Charles II, duc de Lorraine, voyageant incognito dans ses États, arriva un soir dans une ferme, où il se décida à passer la nuit. Il fut tout surpris de voir qu’après qu’il eut soupé, on préparait un second repas, plus délicat que le sien, et servi avec un soin et une propreté admirables. Il demanda au fermier s’il attendait quelque compagnie. — Non, Monsieur, répondit le paysan ; mais c’est aujourd’hui jeudi ; et, toutes les semaines, à pareil jour, les démons se rassemblent dans la forêt voisine, avec les sorciers des environs, pour y faire leur sabbat. Après qu’ils ont dansé le branle du diable, ils se divisent en quatre bandes. La première vient souper ici ; les autres se rendent dans des fermes peu éloignées. — Et paient-ils ce qu’ils prennent ? demanda Charles. — Loin de payer, répondit le fermier, ils emportent, encore ce qui leur convient ; et s’ils ne se trouvent pas bien reçus, ou que quelque chose leur manqué, nous en voyons de rudes. Mais que voulez-vous qu’on fasse contre des sorciers et des démons ?…

Le prince étonné, voulut approfondir ce mystère. Il appela un de ses écuyers, lui dit quelques mots à l’oreille ; et celui-ci partit au grand galop pour la ville de Toul, qui n’était qu’à trois lieues de là.

Vers deux heures du matin, le sabbat étant probablement terminé, une trentaine de sorciers et de démons entra dans la ferme : Les uns étaient noirs, et ressemblaient à des ours ; les autres avaient des cornes et des griffes ; les sorciers et les sorcières étaient vêtus bizarrement.

À peine étaient-ils à table, que l’écuyer de Charles II rentra, suivi d’une troupe de gens d’armes. Le prince parut, avec cette escorte, dans la salle où les démons et les sorciers se disposaient à bien souper. — Des diables ne mangent pas, leur dit-il ; ainsi, vous voudrez bien permettre que mes gens d’armes se mettent à table, à votre places… Les sorciers voulurent répliquer ; les démons, plus mutins, commencèrent à proférer de grandes menaces. — Vous n’êtes point des démons, leur cria Charles ; les habitans de l’enfer agissent plus qu’ils ne parlent ; et si vous en sortiez, nous serions déjà tous fascinés par vos prestiges…

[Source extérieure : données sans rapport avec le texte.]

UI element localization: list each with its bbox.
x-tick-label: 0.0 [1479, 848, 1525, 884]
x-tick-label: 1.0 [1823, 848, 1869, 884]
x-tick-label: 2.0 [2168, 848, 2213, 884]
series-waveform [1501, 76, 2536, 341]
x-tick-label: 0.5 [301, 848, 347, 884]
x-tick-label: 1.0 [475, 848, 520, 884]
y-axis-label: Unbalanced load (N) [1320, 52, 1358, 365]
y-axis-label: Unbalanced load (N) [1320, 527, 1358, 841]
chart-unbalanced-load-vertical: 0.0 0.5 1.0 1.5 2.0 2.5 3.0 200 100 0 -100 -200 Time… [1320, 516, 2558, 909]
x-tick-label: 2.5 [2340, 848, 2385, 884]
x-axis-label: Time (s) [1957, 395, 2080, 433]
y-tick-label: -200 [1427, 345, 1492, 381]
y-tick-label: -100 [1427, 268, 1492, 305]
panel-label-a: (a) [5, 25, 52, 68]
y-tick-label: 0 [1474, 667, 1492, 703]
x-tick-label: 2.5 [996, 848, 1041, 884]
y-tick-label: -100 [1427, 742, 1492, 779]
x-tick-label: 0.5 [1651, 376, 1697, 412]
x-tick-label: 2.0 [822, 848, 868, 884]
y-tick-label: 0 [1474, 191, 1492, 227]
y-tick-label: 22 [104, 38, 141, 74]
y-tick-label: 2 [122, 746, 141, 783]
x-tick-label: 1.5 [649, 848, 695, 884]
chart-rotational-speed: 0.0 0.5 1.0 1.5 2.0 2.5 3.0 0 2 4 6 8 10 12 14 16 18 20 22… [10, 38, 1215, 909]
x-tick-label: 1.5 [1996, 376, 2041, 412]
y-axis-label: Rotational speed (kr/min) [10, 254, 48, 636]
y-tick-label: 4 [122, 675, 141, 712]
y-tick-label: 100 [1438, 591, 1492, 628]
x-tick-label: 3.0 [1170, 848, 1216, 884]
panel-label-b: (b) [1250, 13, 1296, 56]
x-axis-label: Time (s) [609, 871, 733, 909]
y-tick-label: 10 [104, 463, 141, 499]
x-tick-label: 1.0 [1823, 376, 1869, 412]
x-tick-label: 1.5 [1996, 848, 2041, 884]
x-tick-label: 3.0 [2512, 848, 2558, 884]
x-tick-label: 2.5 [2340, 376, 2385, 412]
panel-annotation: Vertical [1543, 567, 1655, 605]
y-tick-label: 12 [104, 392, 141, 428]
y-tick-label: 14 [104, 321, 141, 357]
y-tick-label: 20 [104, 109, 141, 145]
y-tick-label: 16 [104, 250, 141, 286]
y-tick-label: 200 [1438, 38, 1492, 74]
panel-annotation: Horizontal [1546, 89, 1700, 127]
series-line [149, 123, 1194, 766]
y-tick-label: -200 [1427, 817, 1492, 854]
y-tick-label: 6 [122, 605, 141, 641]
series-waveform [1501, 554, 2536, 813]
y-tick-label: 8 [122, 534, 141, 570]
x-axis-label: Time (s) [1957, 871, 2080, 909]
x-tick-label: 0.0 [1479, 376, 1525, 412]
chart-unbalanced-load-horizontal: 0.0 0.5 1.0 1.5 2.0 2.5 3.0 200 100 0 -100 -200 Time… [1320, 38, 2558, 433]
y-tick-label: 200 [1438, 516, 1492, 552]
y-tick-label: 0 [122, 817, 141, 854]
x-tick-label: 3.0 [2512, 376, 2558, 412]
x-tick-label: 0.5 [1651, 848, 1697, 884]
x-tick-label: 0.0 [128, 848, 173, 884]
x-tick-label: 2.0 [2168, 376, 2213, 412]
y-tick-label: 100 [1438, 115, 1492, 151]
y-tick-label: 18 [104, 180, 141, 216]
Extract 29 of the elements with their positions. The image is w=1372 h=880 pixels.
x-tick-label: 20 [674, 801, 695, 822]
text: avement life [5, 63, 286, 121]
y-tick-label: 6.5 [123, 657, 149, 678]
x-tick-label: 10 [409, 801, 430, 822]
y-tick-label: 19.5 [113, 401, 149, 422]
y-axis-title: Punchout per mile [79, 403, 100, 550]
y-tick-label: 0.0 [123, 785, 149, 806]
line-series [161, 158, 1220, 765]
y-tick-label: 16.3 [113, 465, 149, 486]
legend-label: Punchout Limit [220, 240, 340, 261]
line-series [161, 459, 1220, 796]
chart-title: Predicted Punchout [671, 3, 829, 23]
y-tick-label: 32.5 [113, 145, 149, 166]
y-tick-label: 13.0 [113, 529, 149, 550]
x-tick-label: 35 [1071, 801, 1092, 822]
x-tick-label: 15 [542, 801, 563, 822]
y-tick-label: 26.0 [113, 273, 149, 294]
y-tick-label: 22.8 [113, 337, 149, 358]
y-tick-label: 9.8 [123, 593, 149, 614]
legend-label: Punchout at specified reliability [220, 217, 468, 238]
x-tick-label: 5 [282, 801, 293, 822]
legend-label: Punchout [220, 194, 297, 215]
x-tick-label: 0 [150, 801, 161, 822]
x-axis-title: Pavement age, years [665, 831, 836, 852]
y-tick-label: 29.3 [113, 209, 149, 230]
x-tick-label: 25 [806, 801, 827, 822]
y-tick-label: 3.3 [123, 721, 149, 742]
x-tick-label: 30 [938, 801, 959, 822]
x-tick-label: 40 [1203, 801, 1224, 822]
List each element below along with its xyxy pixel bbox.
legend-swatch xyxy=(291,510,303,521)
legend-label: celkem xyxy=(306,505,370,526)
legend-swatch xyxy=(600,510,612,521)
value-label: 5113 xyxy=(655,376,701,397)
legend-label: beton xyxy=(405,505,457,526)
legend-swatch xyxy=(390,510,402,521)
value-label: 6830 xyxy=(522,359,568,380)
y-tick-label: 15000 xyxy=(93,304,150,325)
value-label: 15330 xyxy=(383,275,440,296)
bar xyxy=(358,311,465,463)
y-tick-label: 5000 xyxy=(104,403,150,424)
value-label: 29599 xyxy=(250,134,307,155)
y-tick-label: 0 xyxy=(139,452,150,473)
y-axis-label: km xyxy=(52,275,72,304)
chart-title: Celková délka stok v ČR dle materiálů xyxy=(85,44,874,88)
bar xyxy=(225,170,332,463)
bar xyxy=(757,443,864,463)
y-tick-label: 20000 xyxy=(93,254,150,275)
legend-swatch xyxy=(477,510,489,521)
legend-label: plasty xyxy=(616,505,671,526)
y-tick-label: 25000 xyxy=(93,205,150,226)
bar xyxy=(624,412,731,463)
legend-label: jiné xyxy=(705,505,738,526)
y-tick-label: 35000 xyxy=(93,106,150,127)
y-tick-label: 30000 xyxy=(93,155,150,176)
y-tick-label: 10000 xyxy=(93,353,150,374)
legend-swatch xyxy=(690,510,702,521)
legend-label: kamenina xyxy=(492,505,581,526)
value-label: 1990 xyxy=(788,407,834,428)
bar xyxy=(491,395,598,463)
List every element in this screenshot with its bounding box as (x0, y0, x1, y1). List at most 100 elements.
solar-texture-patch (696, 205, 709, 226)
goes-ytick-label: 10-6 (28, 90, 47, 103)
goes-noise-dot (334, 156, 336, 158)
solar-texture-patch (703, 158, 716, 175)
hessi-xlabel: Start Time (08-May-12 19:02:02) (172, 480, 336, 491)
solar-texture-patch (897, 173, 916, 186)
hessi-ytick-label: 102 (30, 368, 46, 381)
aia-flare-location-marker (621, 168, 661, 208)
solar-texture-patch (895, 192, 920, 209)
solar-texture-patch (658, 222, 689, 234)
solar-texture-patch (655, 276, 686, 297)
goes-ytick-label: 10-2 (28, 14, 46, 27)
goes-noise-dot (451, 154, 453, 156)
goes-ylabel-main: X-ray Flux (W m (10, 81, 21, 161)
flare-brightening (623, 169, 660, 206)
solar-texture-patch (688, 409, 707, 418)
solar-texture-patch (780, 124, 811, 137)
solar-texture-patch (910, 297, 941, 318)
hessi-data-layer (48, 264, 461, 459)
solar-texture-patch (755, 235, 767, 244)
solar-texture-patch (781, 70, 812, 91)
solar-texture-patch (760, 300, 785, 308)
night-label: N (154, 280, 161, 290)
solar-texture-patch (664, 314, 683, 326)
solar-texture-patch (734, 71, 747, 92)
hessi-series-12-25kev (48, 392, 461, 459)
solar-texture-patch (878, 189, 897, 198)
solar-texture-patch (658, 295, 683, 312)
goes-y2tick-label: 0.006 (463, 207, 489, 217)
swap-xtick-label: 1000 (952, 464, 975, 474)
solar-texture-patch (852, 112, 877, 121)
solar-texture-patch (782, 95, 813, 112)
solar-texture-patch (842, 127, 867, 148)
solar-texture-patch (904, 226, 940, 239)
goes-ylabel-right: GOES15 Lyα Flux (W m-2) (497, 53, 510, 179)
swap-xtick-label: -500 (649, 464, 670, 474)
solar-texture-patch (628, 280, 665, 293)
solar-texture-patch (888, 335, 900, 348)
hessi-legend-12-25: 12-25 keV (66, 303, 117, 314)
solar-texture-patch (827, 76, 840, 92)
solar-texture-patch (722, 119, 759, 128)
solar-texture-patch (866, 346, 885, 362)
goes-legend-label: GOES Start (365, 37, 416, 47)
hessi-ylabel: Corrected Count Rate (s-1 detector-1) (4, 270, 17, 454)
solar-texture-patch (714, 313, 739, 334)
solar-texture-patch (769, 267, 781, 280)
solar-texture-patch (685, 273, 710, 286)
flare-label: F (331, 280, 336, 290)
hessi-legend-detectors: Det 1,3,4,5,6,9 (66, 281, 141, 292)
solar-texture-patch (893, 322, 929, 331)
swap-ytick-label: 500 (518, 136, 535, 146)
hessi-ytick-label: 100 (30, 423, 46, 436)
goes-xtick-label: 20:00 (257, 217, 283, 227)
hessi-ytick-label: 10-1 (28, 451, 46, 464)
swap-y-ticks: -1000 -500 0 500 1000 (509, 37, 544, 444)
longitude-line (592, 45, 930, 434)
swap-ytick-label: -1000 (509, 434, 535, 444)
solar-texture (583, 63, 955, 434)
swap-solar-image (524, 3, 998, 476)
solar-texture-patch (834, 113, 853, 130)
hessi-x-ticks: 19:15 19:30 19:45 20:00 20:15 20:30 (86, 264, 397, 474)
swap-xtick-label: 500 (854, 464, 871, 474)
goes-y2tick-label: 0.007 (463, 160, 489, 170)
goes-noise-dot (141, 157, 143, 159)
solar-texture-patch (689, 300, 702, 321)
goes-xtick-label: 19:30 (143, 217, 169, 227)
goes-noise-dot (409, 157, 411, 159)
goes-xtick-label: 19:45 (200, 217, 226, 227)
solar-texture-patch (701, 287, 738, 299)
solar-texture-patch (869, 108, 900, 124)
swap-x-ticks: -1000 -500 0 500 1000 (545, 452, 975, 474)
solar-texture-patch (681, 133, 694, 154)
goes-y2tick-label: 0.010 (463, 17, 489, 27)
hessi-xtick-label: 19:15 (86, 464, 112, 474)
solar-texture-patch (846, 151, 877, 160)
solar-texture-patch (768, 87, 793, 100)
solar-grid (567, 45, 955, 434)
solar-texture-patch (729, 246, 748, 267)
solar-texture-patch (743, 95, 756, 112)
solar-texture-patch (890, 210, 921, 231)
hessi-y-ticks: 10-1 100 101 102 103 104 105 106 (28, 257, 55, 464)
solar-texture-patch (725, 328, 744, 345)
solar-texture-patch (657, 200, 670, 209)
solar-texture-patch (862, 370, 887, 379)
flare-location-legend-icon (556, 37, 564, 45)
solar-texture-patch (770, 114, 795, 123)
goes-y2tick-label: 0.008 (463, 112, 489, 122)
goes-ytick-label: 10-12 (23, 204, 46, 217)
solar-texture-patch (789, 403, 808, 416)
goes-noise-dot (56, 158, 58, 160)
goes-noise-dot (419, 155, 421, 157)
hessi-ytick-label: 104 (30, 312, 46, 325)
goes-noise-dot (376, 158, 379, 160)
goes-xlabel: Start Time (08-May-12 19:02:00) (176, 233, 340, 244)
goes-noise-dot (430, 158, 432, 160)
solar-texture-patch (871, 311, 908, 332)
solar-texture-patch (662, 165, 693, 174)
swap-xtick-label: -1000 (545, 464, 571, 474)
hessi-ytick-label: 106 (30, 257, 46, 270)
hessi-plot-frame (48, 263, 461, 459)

Après ces mots, voyant que la bande infernale ne s’évanouissait point, il ordonna à ses gens d’armes de faire main-basse sur les sorciers et leurs patrons. On arrêta pareillement, dans la même nuit, les autres membres du sabbat, qui soupaient chez les voisins ; et, le matin, Charles II se vit maître de plus de cent vingt personnes, tant sorciers et sorcières, que diables et diablesses. On dépouilla toutes ces bonnes gens du costume magique ; et on trouva, sous l’accoutrement qui les rendait si terribles, des paysans et des paysannes, de quelques villages environnans, qui se rassemblaient de nuit, dans la forêt, pour y faire des orgies abominables, et piller ensuite les riches fermiers.

Le duc de Lorraine (qui avait généreusement payé son souper, avant de quitter la ferme) fit punir les prétendus sorciers et démons, comme des coquins et des misérables. Le voisinage fut délivré pour le moment de ses craintes ; mais la foi aux sorciers ne s’affaiblit pas pour cela dans la Lorraine.